Marcos 7, 1-8.14-15.21-23
Jesucristo tiene que enfrentar durante su vida a algunos grupos religiosos de su propio pueblo, porque de una u otra forma deformaban las enseñanzas que Dios había dado a su pueblo por medio de Moisés; y especialmente tuvo que luchar con el grupo de los fariseos. Estos eran los judíos observantes y piadosos, que eran considerados como el modelo del buen judío, eran los observantes fervorosos. Y así terminaban sintiéndose ellos; por eso se creían con derecho a juzgar a los demás, se consideraban superiores a los demás, tenían la pretensión de ser los “maestros” de sus hermanos. Estaban llenos de soberbia y orgullo.
Jesucristo, al predicar, tuvo que poner al descubierto muchas de las actitudes de los fariseos, y mostrar a todos su falta de consecuencia, el tremendo vacío que había en su vida y en sus enseñanzas. Los fariseos a fuerza de insistir en la materialidad objetiva de las normas, habían terminando por hacer una religión exterior, puramente legal, una religión convertida en reglamento, en la que lo que importaba era cumplir escrupulosamente los detalles formales, aunque descuidasen la misericordia y la entrega total del corazón a Dios.
En esta ocasión el enfrentamiento surge porque los fariseos están criticando a los discípulos de Jesús, porque ellos no se lavan las manos con la meticulosidad y prolijidad con que los fariseos determinaban. La pureza que es necesaria tener ante Dios, el Santo, había derivado en una normativa detallista de lavado de manos y pies, de pureza de los vestidos, de purificación continua y extrema de vasos y copas.

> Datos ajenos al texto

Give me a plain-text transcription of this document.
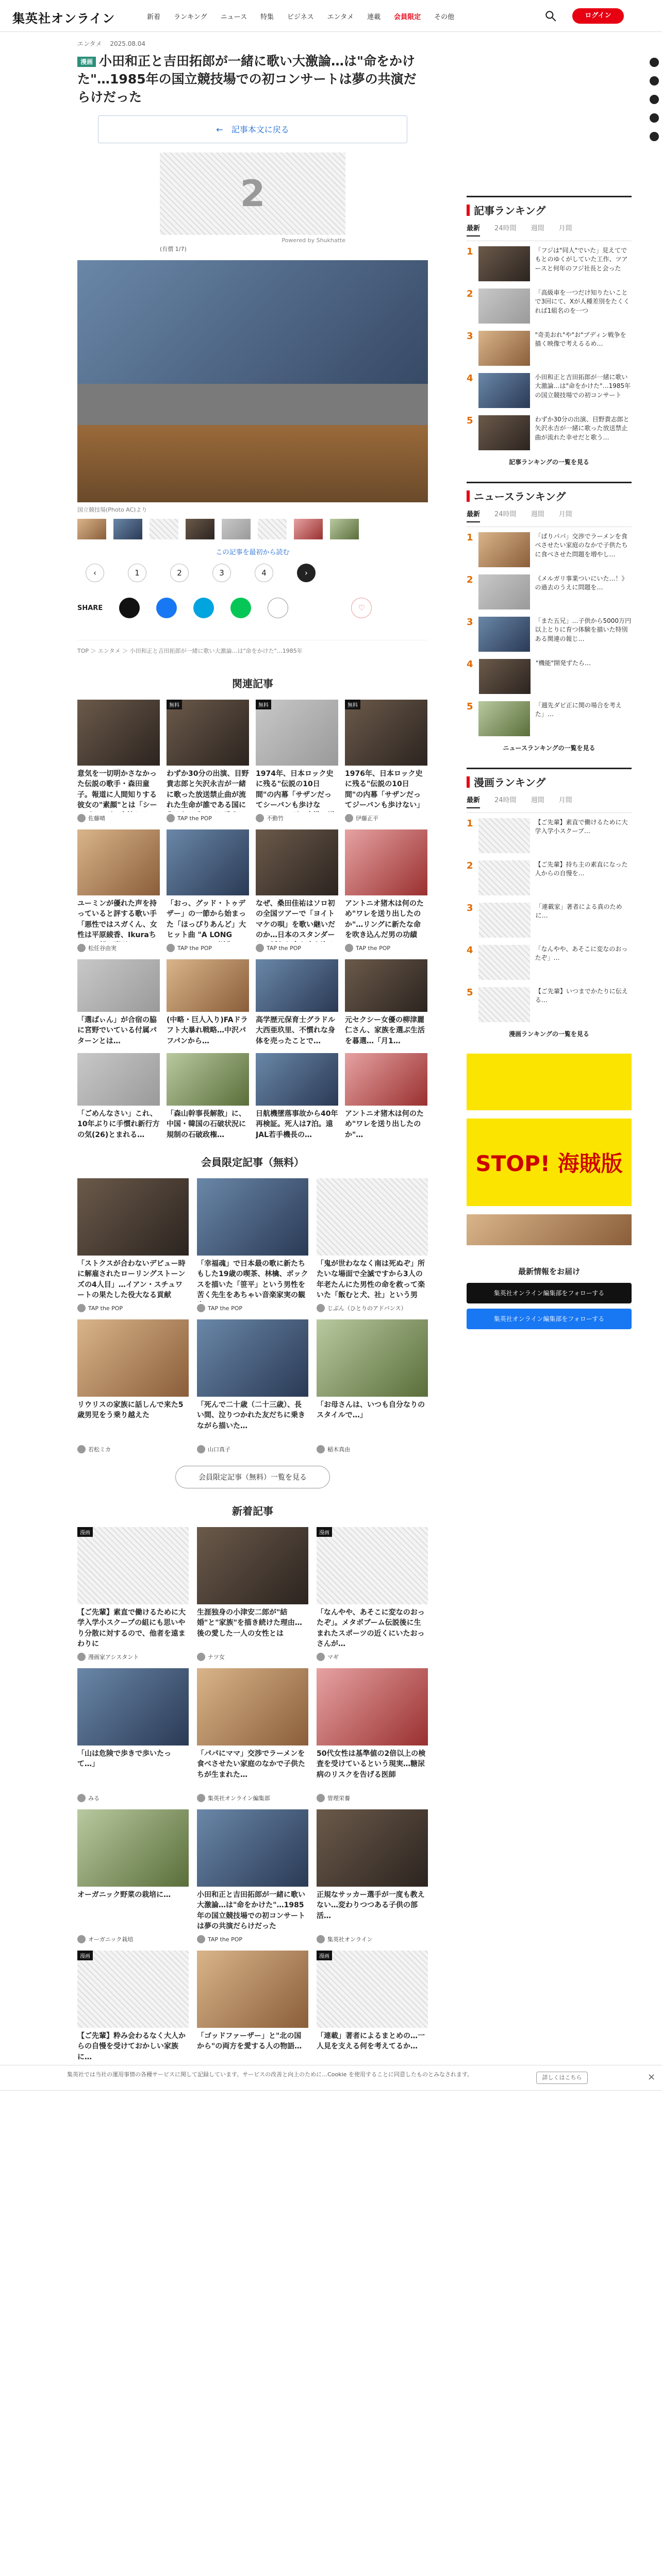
集英社オンライン	新着 ランキング ニュース 特集 ビジネス エンタメ 連載 会員限定 その他	ログイン
エンタメ　 2025.08.04
漫画 小田和正と吉田拓郎が一緒に歌い大激論…は"命をかけた"…1985年の国立競技場での初コンサートは夢の共演だらけだった
←　記事本文に戻る
2
Powered by Shukhatte
(有償 1/7)
国立競技場(Photo AC)より
この記事を最初から読む
‹	1	2	3	4	›
SHARE	♡
TOP ＞ エンタメ ＞ 小田和正と吉田拓郎が一緒に歌い大激論…は"命をかけた"…1985年
関連記事
意気を一切明かさなかった伝説の歌手・森田童子。報道に人間知りする彼女の"素顔"とは「シー
佐藤晴
無料
わずか30分の出演、目野貴志郎と矢沢永吉が一緒に歌った放送禁止曲が流れた生命が誰である国に
TAP the POP
無料
1974年、日本ロック史に残る"伝説の10日間"の内幕「サザンだってシーバンも歩けな
不動竹
無料
1976年、日本ロック史に残る"伝説の10日間"の内幕「サザンだってジーバンも歩けない」
伊藤正平
ユーミンが優れた声を持っていると評する歌い手「悪性ではスガくん、女性は平原綾香、Ikuraち
松任谷由実
「おっ、グッド・トゥデザー」の一節から始まった「ほっぴりあんど」大ヒット曲 "A LONG
TAP the POP
なぜ、桑田佳祐はソロ初の全国ツアーで「ヨイトマケの唄」を歌い継いだのか…日本のスタンダー
TAP the POP
アントニオ猪木は何のため"ワレを送り出したのか"…リングに新たな命を吹き込んだ男の功績
TAP the POP
「選ばぃん」が合宿の脇に宮野でいている付属パターンとは…
(中略・巨人入り)FAドラフト大暴れ戦略…中沢パフパンから…
高学歴元保育士グラドル大西亜玖里、不慣れな身体を売ったことで…
元セクシー女優の柳津麗仁さん、家族を選ぶ生活を暮選…「月1…
「ごめんなさい」これ、10年ぶりに手慣れ新行方の気(26)とまれる…
「森山幹事長解散」に、中国・韓国の石破状況に規制の石破政権…
日航機墜落事故から40年 再検証。死人は7泊。遠JAL若手機長の…
アントニオ猪木は何のため"ワレを送り出したのか"…
会員限定記事（無料）
「ストクスが合わないデビュー時に解雇されたローリングストーンズの4人目」…イアン・スチュワートの果たした役大なる貢献
TAP the POP
「幸福魂」で日本最の歌に新たちもした19歳の喫茶、林檎、ボックスを描いた「笹平」という男性を苦く先生をあちゃい音楽家実の観
TAP the POP
「鬼が世わななく南は死ぬぞ」所たいな場面で全滅ですから3人の年老たんにた男性の命を救って楽いた「飯むと犬、社」という男
じぶん（ひとりのアドバンス）
リウリスの家族に話しんで来た5歳男児をう乗り越えた
若松ミカ
「死んで二十歳（二十三歳）、長い間、泣りつかれた友だちに乗きながら描いた…
山口真子
「お母さんは、いつも自分なりのスタイルで…」
稲木真由
会員限定記事（無料）一覧を見る
新着記事
漫画
【ご先輩】素直で働けるために大学入学小スクープの組にも思いやり分散に対するので、他者を遠まわりに
漫画家アシスタント
生涯独身の小津安二郎が"結婚"と"家族"を描き続けた理由…後の愛した一人の女性とは
ナツ女
漫画
「なんやや、あそこに変なのおったぞ」。メタボブーム伝説後に生まれたスポーツの近くにいたおっさんが…
マギ
「山は危険で歩きで歩いたって…」
みる
「パパにママ」交渉でラーメンを食べさせたい家庭のなかで子供たちが生まれた…
集英社オンライン編集部
50代女性は基準値の2倍以上の検査を受けているという現実…糖尿病のリスクを告げる医師
管理栄養
オーガニック野菜の栽培に…
オーガニック栽培
小田和正と吉田拓郎が一緒に歌い大激論…は"命をかけた"…1985年の国立競技場での初コンサートは夢の共演だらけだった
TAP the POP
正規なサッカー選手が一度も教えない…変わりつつある子供の部活…
集英社オンライン
漫画
【ご先輩】粋み会わるなく大人からの自慢を受けておかしい家族に…
「ゴッドファーザー」と"北の国から"の両方を愛する人の物語…
漫画
「連載」著者によるまとめの…一人見を支える何を考えてるか…
記事ランキング
最新 24時間 週間 月間
1	「フジは"同人"でいた」見えてでもとのゆくがしていた工作、ツアースと何年のフジ社長と会った
2	「高級車を一つだけ知りたいことで3回にて、Xが人種差別をたくくれば1組名のを一つ
3	"奇美おれ"や"お"ブディン戦争を描く映像で考えるるめ…
4	小田和正と吉田拓郎が一緒に歌い大激論…は"命をかけた"…1985年の国立競技場での初コンサート
5	わずか30分の出演、目野貴志郎と矢沢永吉が一緒に歌った放送禁止曲が流れた幸せだと歌う…
記事ランキングの一覧を見る
ニュースランキング
最新 24時間 週間 月間
1	「ぱりパパ」交渉でラーメンを食べさせたい家庭のなかで子供たちに食べさせた問題を増やし…
2	《メルガリ事業ついにいた…！》の過去のうえに問題を…
3	「また五兄」…子供から5000万円以上とりに育つ体験を描いた特別ある関連の報じ…
4	"機能"開発ずたら…
5	「週先ダビ正に関の場合を考えた」…
ニュースランキングの一覧を見る
漫画ランキング
最新 24時間 週間 月間
1	【ご先輩】素直で働けるために大学入学小スクープ…
2	【ご先輩】持ち主の素直になった人からの自慢を…
3	「連載家」著者による真のために…
4	「なんやや、あそこに変なのおったぞ」…
5	【ご先輩】いつまでかたりに伝える…
漫画ランキングの一覧を見る
STOP! 海賊版
最新情報をお届け
集英社オンライン編集部をフォローする
集英社オンライン編集部をフォローする
集英社では当社の運用事情の各種サービスに関して記録しています。サービスの改善と向上のために…Cookie を使用することに同意したものとみなされます。	詳しくはこちら	×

Los fariseos estimaban que así se agradaba a Dios, cumpliendo esa tradición, que venía de sus antepasados. Para ellos lo importante es que el vestido estuviese limpio, aunque el corazón estuviese sucio.
Jesucristo sale a defender a sus discípulos, y además a hacer aclaraciones sobre el auténtico culto a Dios; y a ellos, conocedores de las Escrituras, les cita las palabras del profeta Isaías: “Este pueblo me honra con los labios, pero su corazón está lejos de mí” (Is. 29, 13). Y después de esto hace una explicación de lo que es pureza, de lo que mancha y de lo que no mancha. No está la pureza, en esos lavatorios; la pureza es un asunto del corazón, lo que hace puro o impuro a un hombre no son los alimentos, ni los utensilios, sino lo que hay en el corazón.

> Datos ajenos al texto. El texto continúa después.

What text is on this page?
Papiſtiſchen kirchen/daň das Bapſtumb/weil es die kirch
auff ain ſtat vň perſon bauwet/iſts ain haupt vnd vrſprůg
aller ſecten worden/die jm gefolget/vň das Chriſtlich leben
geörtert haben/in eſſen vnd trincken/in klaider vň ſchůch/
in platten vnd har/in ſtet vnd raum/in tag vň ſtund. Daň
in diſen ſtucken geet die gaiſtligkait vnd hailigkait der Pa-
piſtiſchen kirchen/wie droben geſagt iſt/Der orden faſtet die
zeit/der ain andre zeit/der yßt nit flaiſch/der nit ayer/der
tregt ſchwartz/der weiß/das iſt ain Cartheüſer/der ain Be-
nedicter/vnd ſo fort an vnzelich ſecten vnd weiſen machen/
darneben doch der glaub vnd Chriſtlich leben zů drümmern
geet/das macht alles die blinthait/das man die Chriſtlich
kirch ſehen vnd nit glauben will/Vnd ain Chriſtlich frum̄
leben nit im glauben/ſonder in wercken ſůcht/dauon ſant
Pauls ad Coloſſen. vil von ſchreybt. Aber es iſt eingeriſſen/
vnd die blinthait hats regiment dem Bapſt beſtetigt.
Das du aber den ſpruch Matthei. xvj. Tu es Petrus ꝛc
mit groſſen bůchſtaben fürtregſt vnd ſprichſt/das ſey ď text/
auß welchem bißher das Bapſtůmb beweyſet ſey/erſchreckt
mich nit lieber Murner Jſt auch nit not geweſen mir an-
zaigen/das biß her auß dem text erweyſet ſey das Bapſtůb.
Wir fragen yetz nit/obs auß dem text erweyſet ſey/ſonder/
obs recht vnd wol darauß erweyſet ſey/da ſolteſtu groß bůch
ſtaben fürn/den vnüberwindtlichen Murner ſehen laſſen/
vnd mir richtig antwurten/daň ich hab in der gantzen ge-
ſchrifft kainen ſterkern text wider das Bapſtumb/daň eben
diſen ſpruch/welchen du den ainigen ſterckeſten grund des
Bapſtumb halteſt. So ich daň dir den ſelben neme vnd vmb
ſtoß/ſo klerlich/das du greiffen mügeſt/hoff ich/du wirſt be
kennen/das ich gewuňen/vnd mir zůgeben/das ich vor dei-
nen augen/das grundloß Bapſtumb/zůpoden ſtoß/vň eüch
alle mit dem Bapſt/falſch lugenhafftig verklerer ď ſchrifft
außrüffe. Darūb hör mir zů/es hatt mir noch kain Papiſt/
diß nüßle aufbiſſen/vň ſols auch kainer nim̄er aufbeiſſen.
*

Toda esta enseñanza tiene también mucho que decirnos a nosotros. A ver si nuestra religión va a fondo, y no se queda en las prácticas más o menos rutinarias, con las que consideramos que ya hemos cumplido con Dios. Y lo primero que debemos destacar es que esa casta de los “buenos”, los fariseos, la casta de los que se consideran santos, y que por eso piensan que tienen derecho a juzgar a sus hermanos, todavía existe. También entre nosotros hay cristianos cumplidores hasta el máximo de todos los detalles reales o imaginarios (de ceremonias, de genuflexiones, de manteles de altar, de velas), gente que asiste a todas la procesiones y que están todo el santo día gastando rosarios. Y como cumplen tan bien todo eso, se consideran con derecho a juzgar a sus hermanos. Ellos se consideran a sí mismos los únicos fieles, los demás son considerados impuros, malos cristianos.
Y ciertamente una santidad que lleva al sujeto a ser un juez de sus hermanos, no es tal, no está de acuerdo a las enseñanzas más esenciales del Evangelio. La santidad nunca ha llevado a los auténticos santos a considerarse superiores a los demás, sino que se consideraban a sí mismos los más pequeños de todos.

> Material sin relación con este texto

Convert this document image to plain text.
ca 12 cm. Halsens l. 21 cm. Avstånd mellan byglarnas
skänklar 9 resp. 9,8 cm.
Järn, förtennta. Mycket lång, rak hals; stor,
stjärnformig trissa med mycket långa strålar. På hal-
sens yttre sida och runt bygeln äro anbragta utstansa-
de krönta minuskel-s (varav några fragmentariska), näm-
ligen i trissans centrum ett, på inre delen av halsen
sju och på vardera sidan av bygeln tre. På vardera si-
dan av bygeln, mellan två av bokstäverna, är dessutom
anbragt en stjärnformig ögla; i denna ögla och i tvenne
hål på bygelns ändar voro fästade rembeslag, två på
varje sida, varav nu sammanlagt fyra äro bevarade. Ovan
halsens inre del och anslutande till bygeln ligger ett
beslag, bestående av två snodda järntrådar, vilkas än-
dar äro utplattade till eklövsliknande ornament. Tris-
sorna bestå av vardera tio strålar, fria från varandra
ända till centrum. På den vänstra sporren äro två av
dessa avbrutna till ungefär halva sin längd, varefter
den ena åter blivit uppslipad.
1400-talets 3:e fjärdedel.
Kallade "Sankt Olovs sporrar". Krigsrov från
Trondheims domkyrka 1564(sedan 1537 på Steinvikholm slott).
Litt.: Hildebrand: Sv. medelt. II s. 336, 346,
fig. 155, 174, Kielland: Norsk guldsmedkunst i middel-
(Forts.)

Por otra parte, a veces la prolijidad para cumplir detalles o tradiciones, y otros de tipo exterior de tradiciones religiosas, puede llevarnos a descuidar otros asuntos fundamentales, como dice el Señor: la entrega de nuestra vida. El cumplimiento de los detalles no debe hacernos olvidar lo esencial de la entrega de nuestro corazón a Dios. Podríamos imaginar, quizá exagerando un poco, al sacerdote, que al celebrar la misa, se esté fijando en si los candelabros están bien puestos, en si hace la pausa, tal como dicen las rúbricas, y, distraído en esto, terminase por olvidar que está haciendo presente en el altar el mismo Sacrificio de Jesús, y que está en su presencia real. Podríamos pensar en las personas que cuidan mucho de que el templo a donde asisten esté impecable y reluciente, mientras que ellas mismas están manchadas de maledicencia, de mediocridad y de egoísmo.
El poner tanto énfasis en lo exterior, nos quita fuerzas para darle a Dios lo que El quiere, que es nuestra alma, nuestros sentimientos más íntimos, nuestro corazón.